The examination and analysis of the report have also shown that the facts, evidence, and findings made by the Special Prosecutor support the commission of the corruption offences of corruption of and by public officer under Section 239 of Act 29 and using public office for profit under Section 179C of Act 29. It has also been shown that the Special Prosecutor cannot determine that trading in influence is not an offence in the Charles Adu Boahen Case when in the Labianca case he determined that trading in influence or influence peddling is a corruption or corruption-related offence, assumed jurisdiction and impose a penalty or refund of One Million Seventy-Four Thousand cedis Six Hundred and Twenty-Seven cedis Fifteen pesewas (GHC1,074,627.15), paid into the Asset Recovery Account of the Office of the Special Prosecutor.
The appearance that the OSP’s Charles Adu Boahen Report covertly intends to influence the outcome of the 4 November 2023 NPP internal elections for a particular candidate taints the independence and impartiality of the OSP under Kissi Agyebeng.
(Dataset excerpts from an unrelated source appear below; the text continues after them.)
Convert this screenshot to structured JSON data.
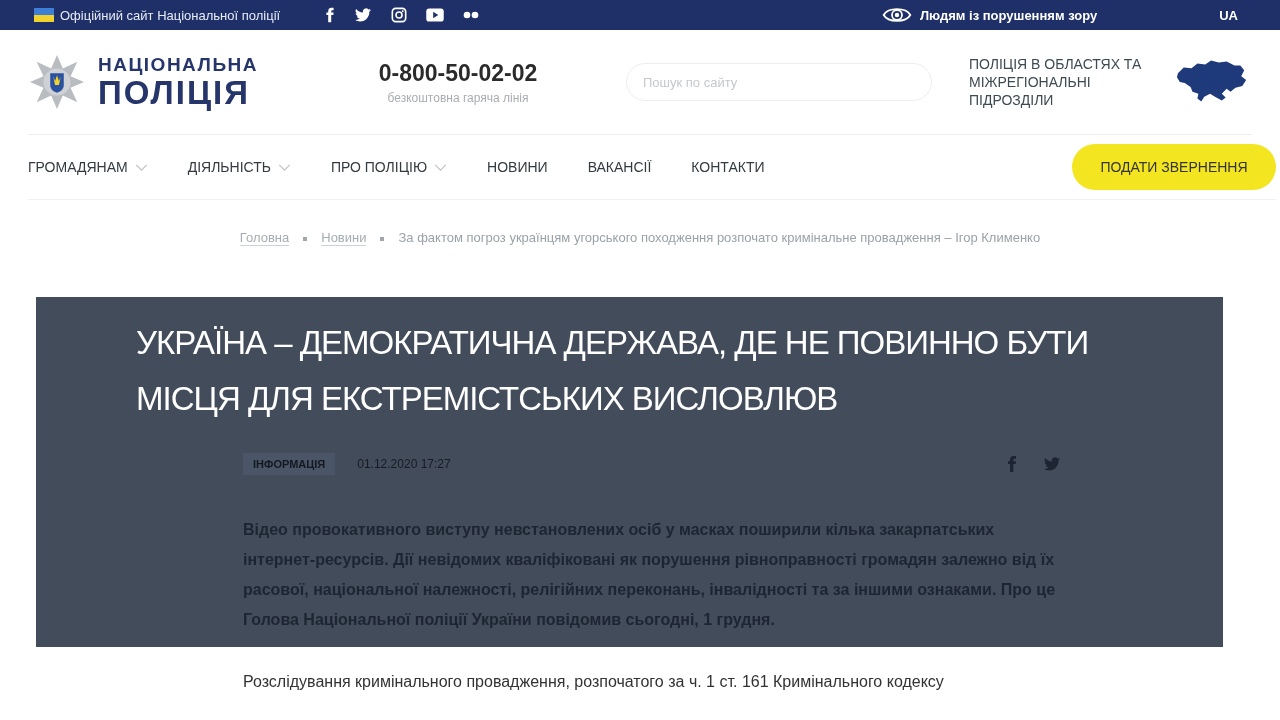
{
  "top_bar": {
    "official_text": "Офіційний сайт Національної поліції",
    "social": [
      {
        "kind": "facebook"
      },
      {
        "kind": "twitter"
      },
      {
        "kind": "instagram"
      },
      {
        "kind": "youtube"
      },
      {
        "kind": "flickr"
      }
    ],
    "accessibility": "Людям із порушенням зору",
    "language": "UA"
  },
  "header": {
    "logo_lines": [
      "НАЦІОНАЛЬНА",
      "ПОЛІЦІЯ"
    ],
    "phone": "0-800-50-02-02",
    "phone_caption": "безкоштовна гаряча лінія",
    "search": {
      "placeholder": "Пошук по сайту"
    },
    "regions_link": "ПОЛІЦІЯ В ОБЛАСТЯХ ТА МІЖРЕГІОНАЛЬНІ ПІДРОЗДІЛИ"
  },
  "nav": {
    "items": [
      {
        "label": "ГРОМАДЯНАМ",
        "dropdown": true
      },
      {
        "label": "ДІЯЛЬНІСТЬ",
        "dropdown": true
      },
      {
        "label": "ПРО ПОЛІЦІЮ",
        "dropdown": true
      },
      {
        "label": "НОВИНИ",
        "dropdown": false
      },
      {
        "label": "ВАКАНСІЇ",
        "dropdown": false
      },
      {
        "label": "КОНТАКТИ",
        "dropdown": false
      }
    ],
    "cta": "ПОДАТИ ЗВЕРНЕННЯ"
  },
  "breadcrumb": [
    {
      "kind": "link",
      "label": "Головна"
    },
    {
      "kind": "link",
      "label": "Новини"
    },
    {
      "kind": "current",
      "label": "За фактом погроз українцям угорського походження розпочато кримінальне провадження – Ігор Клименко"
    }
  ],
  "caption": {
    "lines": [
      "УКРАЇНА – ДЕМОКРАТИЧНА ДЕРЖАВА, ДЕ НЕ ПОВИННО БУТИ",
      "МІСЦЯ ДЛЯ ЕКСТРЕМІСТСЬКИХ ВИСЛОВЛЮВ"
    ]
  },
  "article": {
    "tag": "ІНФОРМАЦІЯ",
    "date": "01.12.2020 17:27",
    "share": [
      {
        "kind": "facebook"
      },
      {
        "kind": "twitter"
      }
    ],
    "lead": "Відео провокативного виступу невстановлених осіб у масках поширили кілька закарпатських інтернет-ресурсів. Дії  невідомих кваліфіковані як порушення рівноправності громадян залежно від їх расової, національної належності, релігійних переконань, інвалідності та за іншими ознаками. Про це Голова Національної поліції України повідомив сьогодні, 1 грудня.",
    "paragraph": "Розслідування кримінального провадження, розпочатого за ч. 1 ст. 161 Кримінального кодексу"
  }
}
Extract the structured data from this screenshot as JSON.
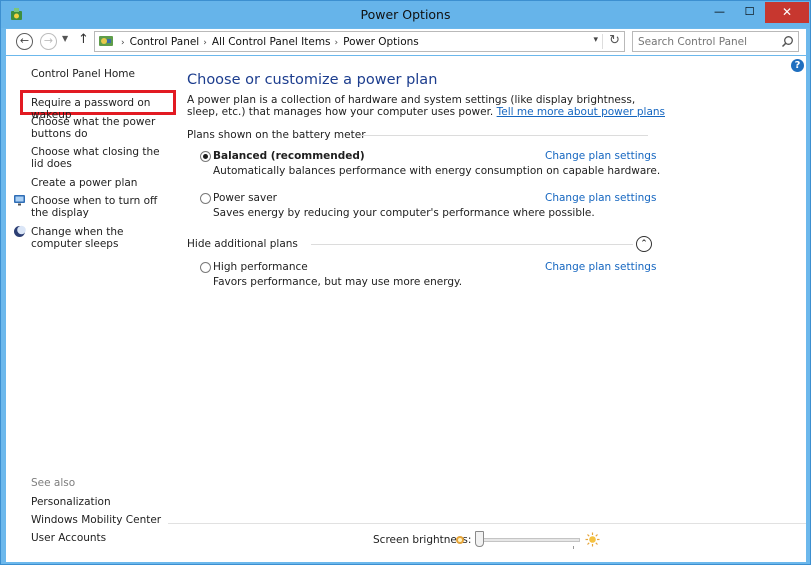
{
  "window": {
    "title": "Power Options",
    "minimize": "—",
    "maximize": "☐",
    "close": "✕"
  },
  "navigation": {
    "back": "←",
    "forward": "→",
    "recent": "▼",
    "up": "↑",
    "breadcrumbs": [
      "Control Panel",
      "All Control Panel Items",
      "Power Options"
    ],
    "separator": "›",
    "dropdown": "▾",
    "refresh": "↻"
  },
  "search": {
    "placeholder": "Search Control Panel"
  },
  "help": "?",
  "sidebar": {
    "items": [
      {
        "label": "Control Panel Home"
      },
      {
        "label": "Require a password on wakeup"
      },
      {
        "label": "Choose what the power buttons do"
      },
      {
        "label": "Choose what closing the lid does"
      },
      {
        "label": "Create a power plan"
      },
      {
        "label": "Choose when to turn off the display"
      },
      {
        "label": "Change when the computer sleeps"
      }
    ],
    "see_also": {
      "heading": "See also",
      "items": [
        {
          "label": "Personalization"
        },
        {
          "label": "Windows Mobility Center"
        },
        {
          "label": "User Accounts"
        }
      ]
    }
  },
  "main": {
    "title": "Choose or customize a power plan",
    "description": "A power plan is a collection of hardware and system settings (like display brightness, sleep, etc.) that manages how your computer uses power.",
    "learn_more": "Tell me more about power plans",
    "battery_section": "Plans shown on the battery meter",
    "hidden_section": "Hide additional plans",
    "plans": [
      {
        "name": "Balanced (recommended)",
        "description": "Automatically balances performance with energy consumption on capable hardware.",
        "link": "Change plan settings",
        "selected": true
      },
      {
        "name": "Power saver",
        "description": "Saves energy by reducing your computer's performance where possible.",
        "link": "Change plan settings",
        "selected": false
      },
      {
        "name": "High performance",
        "description": "Favors performance, but may use more energy.",
        "link": "Change plan settings",
        "selected": false
      }
    ],
    "collapse": "⌃"
  },
  "footer": {
    "brightness_label": "Screen brightness:",
    "brightness_level": 0.0
  },
  "colors": {
    "highlight_box": "#e21a22",
    "link": "#1566c0",
    "title": "#1c3d8e"
  }
}
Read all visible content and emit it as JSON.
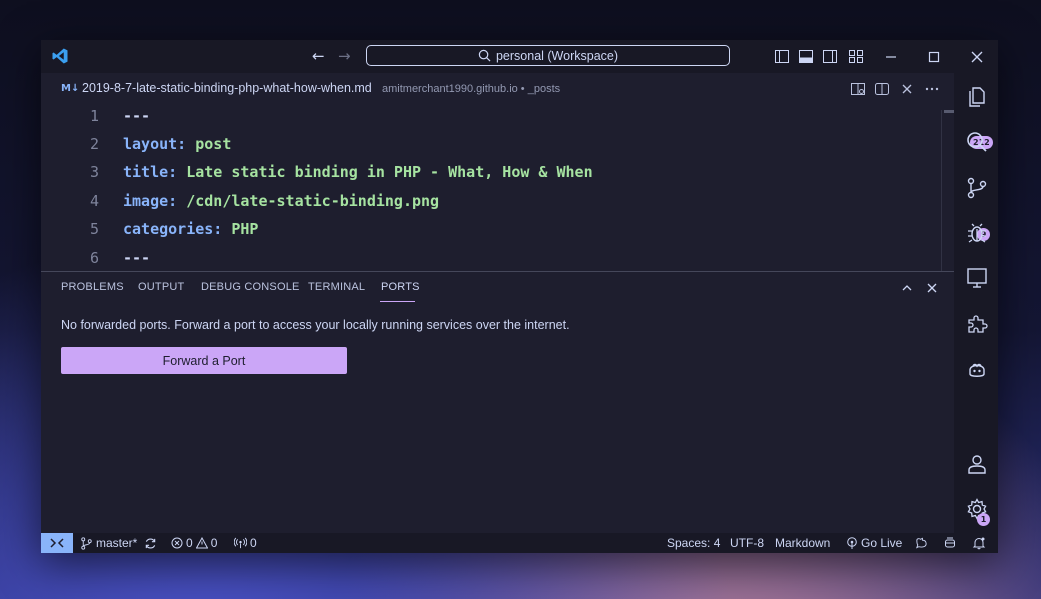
{
  "titlebar": {
    "search_text": "personal (Workspace)",
    "back_icon": "arrow-left-icon",
    "forward_icon": "arrow-right-icon"
  },
  "editor": {
    "tab_icon": "M↓",
    "tab_title": "2019-8-7-late-static-binding-php-what-how-when.md",
    "tab_description": "amitmerchant1990.github.io • _posts",
    "lines": [
      {
        "n": "1",
        "key": "",
        "value": "---"
      },
      {
        "n": "2",
        "key": "layout:",
        "value": " post"
      },
      {
        "n": "3",
        "key": "title:",
        "value": " Late static binding in PHP - What, How & When"
      },
      {
        "n": "4",
        "key": "image:",
        "value": " /cdn/late-static-binding.png"
      },
      {
        "n": "5",
        "key": "categories:",
        "value": " PHP"
      },
      {
        "n": "6",
        "key": "",
        "value": "---"
      }
    ]
  },
  "panel": {
    "tabs": [
      "PROBLEMS",
      "OUTPUT",
      "DEBUG CONSOLE",
      "TERMINAL",
      "PORTS"
    ],
    "active_tab": "PORTS",
    "message": "No forwarded ports. Forward a port to access your locally running services over the internet.",
    "button_label": "Forward a Port"
  },
  "activity_bar": {
    "explorer_badge": "212",
    "source_control_badge": "9",
    "settings_badge": "1"
  },
  "statusbar": {
    "branch": "master*",
    "errors": "0",
    "warnings": "0",
    "ports": "0",
    "spaces": "Spaces: 4",
    "encoding": "UTF-8",
    "language": "Markdown",
    "go_live": "Go Live"
  },
  "colors": {
    "accent": "#cba6f7",
    "keyword": "#89b4fa",
    "string": "#a6e3a1",
    "background": "#1e1e2e"
  }
}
The further actions contained in paragraphs 7.0 to 7.3 of the same report are mere smokescreens to deceive the public the more and should be ignored with the contempt they deserve.

The professional ineptitude of Kissi Agyebeng, as the Special Prosecutor and his shameless conflict of interest has consistently led him into unlawful and unconstitutional conduct in abuse of his office as a public officer for personal benefit as demonstrated in this discourse in defence of the 1992 Constitution. The 1992 Constitution will be better served by Constitutional activists and human rights advocates taking steps to commence impeachment proceedings against such self-serving public officers.